Mike check out Yack 1.2 its a cm 7.2 unsupported or kang. But I am having great battery after a few battery runs.

Sent from my DROIDX using RootzWiki


----------



## mikecico (Apr 12, 2012)

I installed YACK 1.2 and Google apps, but when I try to install an app the cm7 shell restarts (not a full boot, but seems like the launcher restarts). Ever experience this problem?


----------



## bmt11 (Dec 30, 2011)

How are you installing the app? And you say the launcher crashes or just restarts and if so it is just the default launcher you're using?


----------



## mikecico (Apr 12, 2012)

I actually flashed a Pooka ROM, and things are working.
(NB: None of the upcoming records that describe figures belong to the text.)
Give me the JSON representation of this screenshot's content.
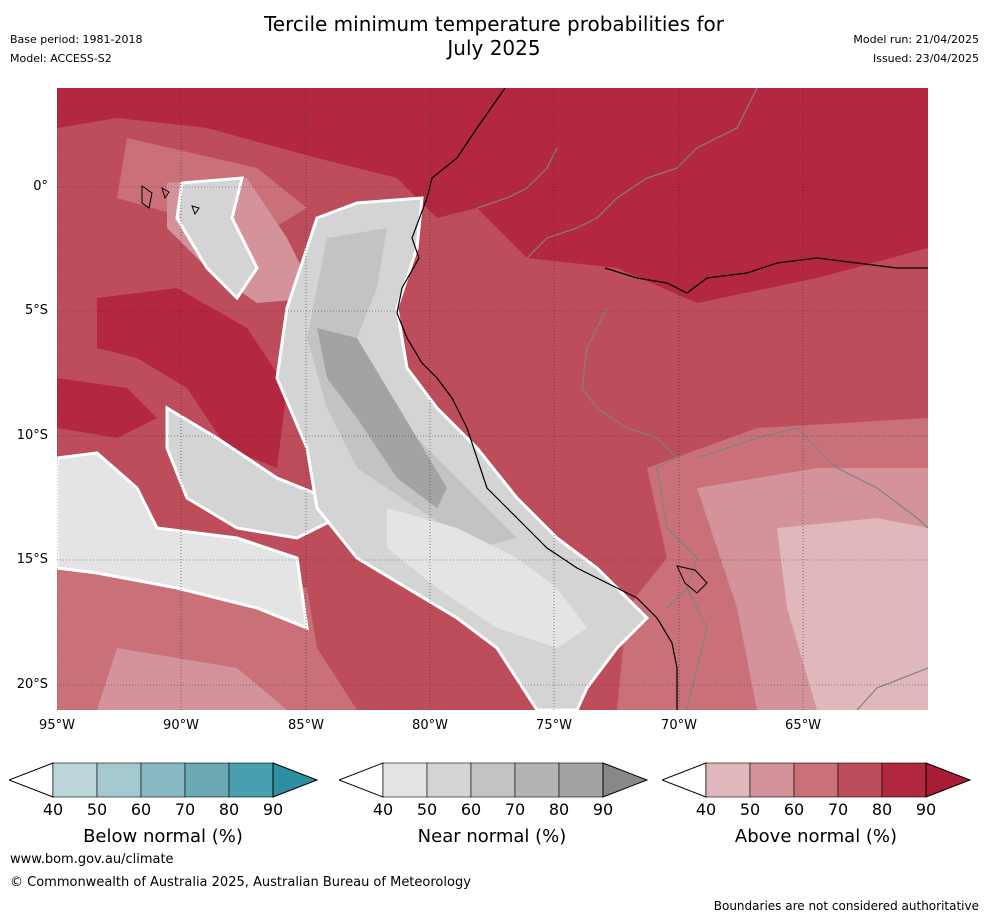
{
  "header": {
    "title_line1": "Tercile minimum temperature probabilities for",
    "title_line2": "July 2025",
    "base_period": "Base period: 1981-2018",
    "model": "Model: ACCESS-S2",
    "model_run": "Model run: 21/04/2025",
    "issued": "Issued: 23/04/2025"
  },
  "map": {
    "lat_labels": [
      "0°",
      "5°S",
      "10°S",
      "15°S",
      "20°S"
    ],
    "lon_labels": [
      "95°W",
      "90°W",
      "85°W",
      "80°W",
      "75°W",
      "70°W",
      "65°W"
    ],
    "colors": {
      "above": [
        "#e0b8bc",
        "#d4939a",
        "#c97079",
        "#be4d5c",
        "#b3283e"
      ],
      "near": [
        "#e4e4e4",
        "#d4d4d4",
        "#c3c3c3",
        "#b4b4b4",
        "#a3a3a3"
      ],
      "coast": "#000000",
      "border": "#808080"
    }
  },
  "legends": [
    {
      "title": "Below normal (%)",
      "ticks": [
        "40",
        "50",
        "60",
        "70",
        "80",
        "90"
      ],
      "colors": [
        "#bcd6dc",
        "#a5c9d0",
        "#88b9c3",
        "#6baab5",
        "#4a9fae",
        "#2e8ea2"
      ]
    },
    {
      "title": "Near normal (%)",
      "ticks": [
        "40",
        "50",
        "60",
        "70",
        "80",
        "90"
      ],
      "colors": [
        "#e4e4e4",
        "#d4d4d4",
        "#c3c3c3",
        "#b4b4b4",
        "#a3a3a3",
        "#888888"
      ]
    },
    {
      "title": "Above normal (%)",
      "ticks": [
        "40",
        "50",
        "60",
        "70",
        "80",
        "90"
      ],
      "colors": [
        "#e0b8bc",
        "#d4939a",
        "#c97079",
        "#be4d5c",
        "#b3283e",
        "#a81c36"
      ]
    }
  ],
  "footer": {
    "website": "www.bom.gov.au/climate",
    "copyright": "© Commonwealth of Australia 2025, Australian Bureau of Meteorology",
    "disclaimer": "Boundaries are not considered authoritative"
  }
}
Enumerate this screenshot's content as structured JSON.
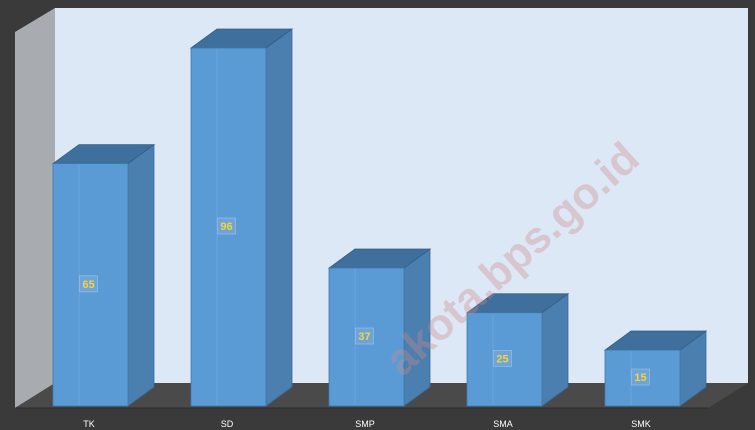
{
  "watermark": "akota.bps.go.id",
  "colors": {
    "frame": "#3a3a3a",
    "back_wall": "#dde8f6",
    "side_wall": "#a8acb1",
    "floor": "#4a4a4a",
    "bar_front": "#5b9bd5",
    "bar_side": "#4a7fb0",
    "bar_top": "#3f6f9c",
    "label_text": "#f6d23c"
  },
  "chart_data": {
    "type": "bar",
    "style": "3d-column",
    "categories": [
      "TK",
      "SD",
      "SMP",
      "SMA",
      "SMK"
    ],
    "values": [
      65,
      96,
      37,
      25,
      15
    ],
    "title": "",
    "xlabel": "",
    "ylabel": "",
    "ylim": [
      0,
      100
    ],
    "grid": false,
    "data_labels": true
  }
}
However the Navigator and Places apps are missing. Do I need to flash a different ROM for that?

Sent from my DROIDX using Tapatalk 2


----------



## wigsplittinhatchet (Nov 5, 2011)

mikecico said:


> I actually flashed a Pooka ROM, and things are working. However the Navigator and Places apps are missing. Do I need to flash a different ROM for that?
> 
> Sent from my DROIDX using Tapatalk 2


No. Download maps in the market and it includes navi. There not included in gaaps
Sent from my DROIDX using RootzWiki


----------